The total value of the buyback is equal to 97 per cent of the total face values of those stocks, according to the latest operating statement of HAGL, coded HAG on Ho Chi Minh Stock Exchange.
HAGL would continue the buyback to reduce exchange rate risks.
In addition, in June, HAGL sold 10 million shares for its hydropower sector to investors to rake in VND313 billion.
HAGL pre-tax profit in the first half of this year is estimated at VND232 billion.
Regarding rubber planting, as of June 30, 2012, HAGL completed 8,800 hectares of rubber plantation. Of these, 1,300 hectares was in Vietnam, 3,000 hectares was in Laos and the remaining was in Cambodia.
HAGL is expected to start to exploit 7,000 hectares of rubber in 2013.
HAG is building rubber processing plant with an annual capacity of 25,000 tons in Attapeu, and start building the latex processing plant with an yearly capacity of 20,000 tons at Ham Rong, Gia Lai.
Regarding sugar, HAG planted 5,000 hectares, and is expected to grow by 1,000 hectares in the fourth quarter. Sugar factories and power plants have around 70 percent of their equipments installed and is expected to commence operations in November.
Regarding hydropower plant, HAGL completed the Dak Srong 3B with a capacity of 19.5 MW early May. Ba Thuoc 2 hydropower plant is expected to go into operation in late August with a capacity of 80 MW.
HAG is building some hydropower plants including Ba Thuoc 1, Dak Srong 3A, and Nam Kong 2.
On the exploitation and processing of iron ore, in H1/2012, HAG produced 130,000 tons, and sell 100 thousand tons to Hoa Phat Group to collect VND156 billion. It is expected to mine 170,000 tons in H2/2012.
HAG's iron mine in Laos is expected to go into operation in December.
Regarding real estate, the HAG will hand over the apartments in An Tien project to its customers in August-October 2012. Customers of An Tuan project will also get their apartments starting next month.
In addition, HAG project is completing Phu Hoang Anh, Hoang Anh Incomex, Phuc Bao Minh, and Thanh Binh projects.
Standard & Poor’s (S&P) rating agency late last month said it maintained long-term corporate credit rating on HAGL at B-, stating the rating “reflects the company's weak liquidity and its exposure to the economic, political, and regulatory risks of operating in Vietnam, Cambodia, and Laos.”
The rating also reflects HAGL's cyclical cash flows and execution risks associated with the company's planned large capital expenditure in 2012. HAGL's favorable cost structure for property development and established brand name in Vietnam temper these weaknesses.
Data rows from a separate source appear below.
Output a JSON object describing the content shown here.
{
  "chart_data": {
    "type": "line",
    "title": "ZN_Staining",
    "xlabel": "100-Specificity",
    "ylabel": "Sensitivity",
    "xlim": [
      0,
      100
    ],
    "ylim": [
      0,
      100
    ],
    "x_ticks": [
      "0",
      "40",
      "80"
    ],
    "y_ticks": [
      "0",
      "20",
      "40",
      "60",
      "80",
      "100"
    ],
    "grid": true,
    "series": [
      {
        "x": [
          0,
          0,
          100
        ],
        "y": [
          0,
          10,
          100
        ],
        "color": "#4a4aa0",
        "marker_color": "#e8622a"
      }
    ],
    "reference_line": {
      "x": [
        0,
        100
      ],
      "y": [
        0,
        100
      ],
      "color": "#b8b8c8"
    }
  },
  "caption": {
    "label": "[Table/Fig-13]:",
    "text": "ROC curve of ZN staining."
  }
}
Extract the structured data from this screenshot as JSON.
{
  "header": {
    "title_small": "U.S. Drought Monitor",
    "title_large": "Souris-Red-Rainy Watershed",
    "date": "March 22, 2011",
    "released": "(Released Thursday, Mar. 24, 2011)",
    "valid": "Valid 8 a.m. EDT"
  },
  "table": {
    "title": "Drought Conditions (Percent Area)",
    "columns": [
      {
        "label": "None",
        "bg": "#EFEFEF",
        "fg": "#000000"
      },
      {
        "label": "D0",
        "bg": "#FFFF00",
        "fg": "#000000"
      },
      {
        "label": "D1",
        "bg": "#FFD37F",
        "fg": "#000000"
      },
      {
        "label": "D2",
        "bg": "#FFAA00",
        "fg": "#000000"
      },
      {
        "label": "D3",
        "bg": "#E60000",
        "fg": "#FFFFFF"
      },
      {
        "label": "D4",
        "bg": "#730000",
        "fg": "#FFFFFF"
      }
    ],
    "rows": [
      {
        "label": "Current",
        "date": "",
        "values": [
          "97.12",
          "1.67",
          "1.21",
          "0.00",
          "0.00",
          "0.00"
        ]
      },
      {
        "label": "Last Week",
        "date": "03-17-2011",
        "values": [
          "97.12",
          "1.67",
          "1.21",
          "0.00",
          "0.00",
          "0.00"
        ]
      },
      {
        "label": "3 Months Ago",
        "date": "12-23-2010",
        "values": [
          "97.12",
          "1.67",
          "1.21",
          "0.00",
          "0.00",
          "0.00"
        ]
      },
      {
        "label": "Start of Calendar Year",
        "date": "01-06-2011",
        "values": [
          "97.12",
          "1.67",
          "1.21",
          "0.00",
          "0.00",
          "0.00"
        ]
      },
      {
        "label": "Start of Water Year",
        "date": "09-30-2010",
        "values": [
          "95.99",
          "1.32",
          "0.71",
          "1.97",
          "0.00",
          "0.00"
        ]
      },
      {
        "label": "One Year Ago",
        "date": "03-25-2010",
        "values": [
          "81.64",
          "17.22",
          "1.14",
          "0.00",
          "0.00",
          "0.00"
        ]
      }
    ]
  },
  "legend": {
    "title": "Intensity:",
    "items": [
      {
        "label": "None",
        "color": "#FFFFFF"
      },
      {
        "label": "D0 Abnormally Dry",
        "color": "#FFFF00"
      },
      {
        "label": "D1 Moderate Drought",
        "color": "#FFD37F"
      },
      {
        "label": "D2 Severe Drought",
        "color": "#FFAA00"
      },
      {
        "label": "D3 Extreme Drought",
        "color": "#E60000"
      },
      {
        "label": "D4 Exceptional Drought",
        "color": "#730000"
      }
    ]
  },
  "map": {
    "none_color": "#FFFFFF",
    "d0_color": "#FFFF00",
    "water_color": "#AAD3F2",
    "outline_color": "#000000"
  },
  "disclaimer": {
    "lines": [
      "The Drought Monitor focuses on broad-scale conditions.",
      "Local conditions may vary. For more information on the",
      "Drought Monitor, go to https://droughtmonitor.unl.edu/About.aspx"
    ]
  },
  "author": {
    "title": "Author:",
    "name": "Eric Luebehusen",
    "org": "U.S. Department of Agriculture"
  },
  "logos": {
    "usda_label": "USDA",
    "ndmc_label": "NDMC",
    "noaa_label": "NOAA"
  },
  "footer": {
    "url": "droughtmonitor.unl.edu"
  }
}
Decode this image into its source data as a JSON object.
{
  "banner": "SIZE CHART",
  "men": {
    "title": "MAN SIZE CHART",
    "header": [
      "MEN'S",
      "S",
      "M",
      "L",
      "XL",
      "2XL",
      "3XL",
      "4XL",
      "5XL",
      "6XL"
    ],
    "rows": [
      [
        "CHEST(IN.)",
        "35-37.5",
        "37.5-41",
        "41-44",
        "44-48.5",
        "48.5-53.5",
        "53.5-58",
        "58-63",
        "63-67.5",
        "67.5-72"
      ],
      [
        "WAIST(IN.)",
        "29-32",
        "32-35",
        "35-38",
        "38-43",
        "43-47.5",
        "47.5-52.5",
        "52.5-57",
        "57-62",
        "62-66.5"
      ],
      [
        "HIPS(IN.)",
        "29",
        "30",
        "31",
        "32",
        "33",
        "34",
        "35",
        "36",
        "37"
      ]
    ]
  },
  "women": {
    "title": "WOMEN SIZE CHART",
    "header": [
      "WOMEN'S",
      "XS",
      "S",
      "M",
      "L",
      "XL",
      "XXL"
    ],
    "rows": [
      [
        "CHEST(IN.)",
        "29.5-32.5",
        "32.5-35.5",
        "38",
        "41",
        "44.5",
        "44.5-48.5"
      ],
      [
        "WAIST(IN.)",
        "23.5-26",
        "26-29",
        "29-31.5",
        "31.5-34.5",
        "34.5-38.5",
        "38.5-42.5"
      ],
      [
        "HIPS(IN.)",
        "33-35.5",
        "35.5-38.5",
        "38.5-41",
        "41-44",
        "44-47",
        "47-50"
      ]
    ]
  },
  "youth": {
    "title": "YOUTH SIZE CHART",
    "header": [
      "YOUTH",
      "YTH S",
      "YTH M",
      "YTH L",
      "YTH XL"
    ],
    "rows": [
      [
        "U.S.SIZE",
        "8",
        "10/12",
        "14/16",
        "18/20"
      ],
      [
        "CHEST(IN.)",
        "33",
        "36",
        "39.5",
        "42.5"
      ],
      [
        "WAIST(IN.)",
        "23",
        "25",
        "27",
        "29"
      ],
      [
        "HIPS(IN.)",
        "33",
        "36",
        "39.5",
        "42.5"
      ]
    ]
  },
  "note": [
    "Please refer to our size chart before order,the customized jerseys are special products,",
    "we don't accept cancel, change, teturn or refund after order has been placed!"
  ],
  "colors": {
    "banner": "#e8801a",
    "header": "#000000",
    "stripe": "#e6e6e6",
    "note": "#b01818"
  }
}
“We assess the company's business risk profile as "vulnerable" and its financial risk profile as "aggressive",” it said.
HAGL then released some feedback, stating that S&P did not contact HAGL to update information before releasing the rating, said Vo Truong Son, deputy general director of HAGL. HAGL is not in poor liquidity, he aaded.
“HAGL had prepared capital sources for Q4/2012 by issuing 10 million hydropower shares for strategic investors to earned VND313 billion.”
“The enterprise is preparing legal procedures to sell Minh Tuan project’s land lots, which is expected to finish before the end of this quarter and bring about around VND560 billion.
“In addition, HAGL is still gaining money from customers buying An Tien, first phase of Phu Hoang Anh and Hoang Anh River View projects,” Son said.
In early March 2012, Fitch Ratings revised the outlook of the Vietnam-based property developer to ‘negative’ from ‘stable’ due to negative effect caused by the current stagnancy in local property sales.
HAG’s Long-Term Foreign and Local Currency Issuer Default Ratings (IDRs) have been affirmed at 'B'.
“The outlook revision reflects the higher credit risk faced by HAGL due to a sharp drop in property sales in southern economic hub of Ho Chi Minh City,” Fitch said.
HAGL spokesman Vo Truong Son said it is unreasonable since Fitch based its decision solely on the book value of HAGL assets when calculating the possible recovery of our unsecured debts.